Leitartikel
Sabotage beim Jobwunder

Von einer dramatischen Verschiebung in Richtung Informationstechnologie spricht das sonst eher nüchterne Statistische Bundesamt. Auch die letzten Fans der Agrar- und Steinkohlesubventionen müssen begreifen: Deutschlands wirtschaftliche Zukunft hängt von seiner Leistungsfähigkeit in High-Tech-Schlüsselbranchen wie der Informationstechnologie ab.

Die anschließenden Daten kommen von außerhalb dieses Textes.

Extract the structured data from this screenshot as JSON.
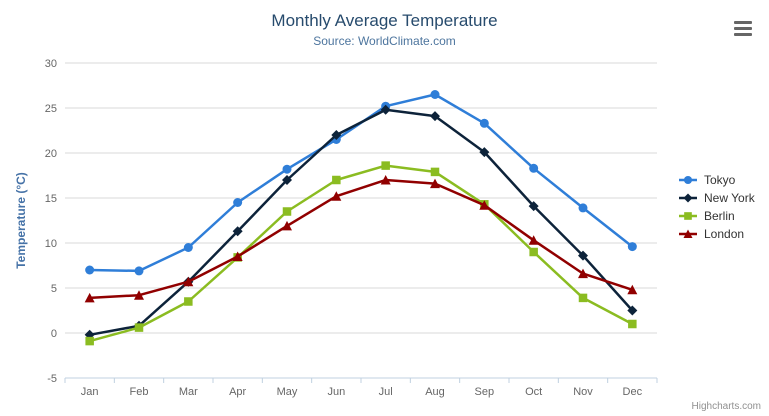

Rund 1,3 Millionen Arbeitsplätze bieten IT und Telekommunikation bereits in Deutschland. Das sind deutlich mehr Jobs als in der Vorzeigebranche Automobilbau, die inklusive Zulieferindustrie rund 770 000 Menschen beschäftigt. Dieses Beschäftigungswunder wird sich nicht mit demselben Tempo fortsetzen wie in der Vergangenheit. Der massive Arbeitsplatzaufbau ist weitgehend abgeschlossen. Aber die Branche wächst weiter. Nun geht es darum, auch künftig neue High-Tech-Jobs zu ermöglichen und die bestehenden abzusichern. Denn auch wenn in Branchen wie der Softwareindustrie und rund ums Internet weiterhin Arbeitsplätze in der Bundesrepublik entstehen: Gleichzeitig verschwinden Stellen in der Telekommunikation in großer Zahl. Und auch die IT-Branche wird Arbeitsplätze nach Osteuropa und Asien verlagern.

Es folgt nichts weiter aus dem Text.